Using a 5% significance level, wind gust direction is statistically significant (p=1.192e-051), average mean sea level pressure shows significance (p=0.002818), average relative humidity strongly significant (p=2.53e-11). Neutral weather pattern is significant (p=0.030068).

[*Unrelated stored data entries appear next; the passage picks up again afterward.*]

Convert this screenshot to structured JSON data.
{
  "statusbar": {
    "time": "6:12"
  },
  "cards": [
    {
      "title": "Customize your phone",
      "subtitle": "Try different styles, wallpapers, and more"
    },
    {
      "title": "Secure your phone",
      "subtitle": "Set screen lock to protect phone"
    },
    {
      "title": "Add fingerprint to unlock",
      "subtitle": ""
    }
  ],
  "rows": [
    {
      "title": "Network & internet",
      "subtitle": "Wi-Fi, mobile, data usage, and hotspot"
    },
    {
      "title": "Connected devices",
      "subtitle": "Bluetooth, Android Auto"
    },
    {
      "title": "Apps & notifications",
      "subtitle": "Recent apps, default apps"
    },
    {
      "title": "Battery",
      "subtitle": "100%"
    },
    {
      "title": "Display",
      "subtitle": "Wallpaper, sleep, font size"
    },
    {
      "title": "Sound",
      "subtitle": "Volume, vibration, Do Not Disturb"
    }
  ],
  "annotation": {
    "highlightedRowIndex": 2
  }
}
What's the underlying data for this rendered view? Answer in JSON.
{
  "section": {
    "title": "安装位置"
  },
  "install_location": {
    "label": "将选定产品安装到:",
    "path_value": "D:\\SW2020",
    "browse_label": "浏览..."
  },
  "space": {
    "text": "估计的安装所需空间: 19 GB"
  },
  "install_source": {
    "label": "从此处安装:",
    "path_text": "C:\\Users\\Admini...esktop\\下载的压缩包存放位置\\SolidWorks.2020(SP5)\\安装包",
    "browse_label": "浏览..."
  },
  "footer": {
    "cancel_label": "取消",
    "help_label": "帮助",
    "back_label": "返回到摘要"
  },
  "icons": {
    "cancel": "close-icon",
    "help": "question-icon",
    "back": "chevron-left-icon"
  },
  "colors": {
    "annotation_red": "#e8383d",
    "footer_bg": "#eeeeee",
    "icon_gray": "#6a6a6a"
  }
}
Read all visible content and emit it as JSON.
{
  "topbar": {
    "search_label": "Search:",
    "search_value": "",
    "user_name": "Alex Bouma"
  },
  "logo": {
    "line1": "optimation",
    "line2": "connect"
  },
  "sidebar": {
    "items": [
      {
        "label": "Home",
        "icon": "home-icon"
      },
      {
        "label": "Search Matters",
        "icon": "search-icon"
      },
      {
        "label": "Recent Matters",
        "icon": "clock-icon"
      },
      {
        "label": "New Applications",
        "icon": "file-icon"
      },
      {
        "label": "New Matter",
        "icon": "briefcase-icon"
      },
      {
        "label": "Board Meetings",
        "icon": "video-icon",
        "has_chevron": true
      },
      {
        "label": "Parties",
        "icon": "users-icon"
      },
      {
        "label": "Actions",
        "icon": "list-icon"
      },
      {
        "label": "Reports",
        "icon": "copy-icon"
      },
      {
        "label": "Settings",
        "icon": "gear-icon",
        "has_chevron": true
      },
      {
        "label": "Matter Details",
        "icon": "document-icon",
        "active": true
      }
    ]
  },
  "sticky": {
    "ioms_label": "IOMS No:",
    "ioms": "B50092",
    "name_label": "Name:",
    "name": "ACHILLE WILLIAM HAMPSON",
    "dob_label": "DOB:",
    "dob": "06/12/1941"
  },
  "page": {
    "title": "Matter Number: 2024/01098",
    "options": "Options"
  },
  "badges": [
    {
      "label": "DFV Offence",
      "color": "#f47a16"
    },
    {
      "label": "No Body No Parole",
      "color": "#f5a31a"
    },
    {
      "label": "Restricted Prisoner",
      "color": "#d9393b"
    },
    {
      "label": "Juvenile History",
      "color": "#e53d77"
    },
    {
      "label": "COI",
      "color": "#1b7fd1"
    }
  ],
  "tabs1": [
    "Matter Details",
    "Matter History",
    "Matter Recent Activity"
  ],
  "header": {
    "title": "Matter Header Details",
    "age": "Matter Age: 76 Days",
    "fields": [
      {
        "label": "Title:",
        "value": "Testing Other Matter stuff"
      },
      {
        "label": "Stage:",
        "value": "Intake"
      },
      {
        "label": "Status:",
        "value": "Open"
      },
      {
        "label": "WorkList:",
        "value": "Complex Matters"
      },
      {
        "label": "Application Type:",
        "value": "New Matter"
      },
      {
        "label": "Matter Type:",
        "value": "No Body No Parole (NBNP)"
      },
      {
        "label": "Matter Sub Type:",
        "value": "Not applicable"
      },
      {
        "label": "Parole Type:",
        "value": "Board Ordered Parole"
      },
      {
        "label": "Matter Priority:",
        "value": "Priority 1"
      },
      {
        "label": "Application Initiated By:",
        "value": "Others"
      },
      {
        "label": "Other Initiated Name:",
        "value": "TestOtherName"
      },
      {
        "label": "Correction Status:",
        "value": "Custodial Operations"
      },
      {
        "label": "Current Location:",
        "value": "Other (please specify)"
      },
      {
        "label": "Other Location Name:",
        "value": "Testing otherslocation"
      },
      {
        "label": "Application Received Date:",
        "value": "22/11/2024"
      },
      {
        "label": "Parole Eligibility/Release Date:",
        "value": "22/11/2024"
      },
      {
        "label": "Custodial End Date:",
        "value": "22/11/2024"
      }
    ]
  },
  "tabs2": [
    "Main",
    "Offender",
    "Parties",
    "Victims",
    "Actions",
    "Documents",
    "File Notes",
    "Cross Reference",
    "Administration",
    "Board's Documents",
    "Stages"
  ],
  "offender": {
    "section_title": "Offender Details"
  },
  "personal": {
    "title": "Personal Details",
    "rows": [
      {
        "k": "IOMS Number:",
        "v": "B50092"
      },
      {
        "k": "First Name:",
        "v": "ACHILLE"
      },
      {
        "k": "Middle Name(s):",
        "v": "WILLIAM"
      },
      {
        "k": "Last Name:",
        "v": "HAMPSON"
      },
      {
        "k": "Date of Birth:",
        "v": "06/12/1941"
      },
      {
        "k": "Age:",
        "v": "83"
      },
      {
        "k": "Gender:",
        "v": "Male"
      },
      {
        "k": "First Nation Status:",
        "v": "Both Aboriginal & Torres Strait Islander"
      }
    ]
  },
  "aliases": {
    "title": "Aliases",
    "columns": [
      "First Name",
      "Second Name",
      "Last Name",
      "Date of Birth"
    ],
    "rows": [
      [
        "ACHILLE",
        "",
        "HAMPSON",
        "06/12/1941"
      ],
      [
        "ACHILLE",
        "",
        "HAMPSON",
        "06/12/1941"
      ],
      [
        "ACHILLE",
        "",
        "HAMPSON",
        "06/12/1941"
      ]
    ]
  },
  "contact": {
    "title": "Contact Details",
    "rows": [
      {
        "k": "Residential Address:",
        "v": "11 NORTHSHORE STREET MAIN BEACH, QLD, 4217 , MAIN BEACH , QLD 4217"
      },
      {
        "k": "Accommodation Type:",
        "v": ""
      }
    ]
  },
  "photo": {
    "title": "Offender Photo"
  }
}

Two models were created, one without a significant intercept term, without wind gust direction which is used and one without this variable. Both models have insignificant intercept terms which I’m not quite sure how to interpret or to include.
It is observed from the table above that that wind gusts from the north, decreases the log odd of rainfall by -3.25693. Wind gusts from the west decrease the log odds by -2.35035. Wind gust speed increases log odds of rainfall by 0.02322. Average relative humidity increases log odds of rainfall by 0.08056. Season of spring increase the log odds of rainfall by 1.21415, and the neutral weather pattern decreased the log odds by -1.32600. From these results the formula for the logistic model is:
\[logit(\pi_i)=25.78832-3.25693X_1+0.02322X_2+0.08056X_3+1.21415X_5-1.32600X_6+\epsilon\] Where, \[X_1=W.G.Dir; X_2=W.G.Spd; X_3=av.temp\] \[X_4=av.RH;X_5=Season; X_6=Pattern\]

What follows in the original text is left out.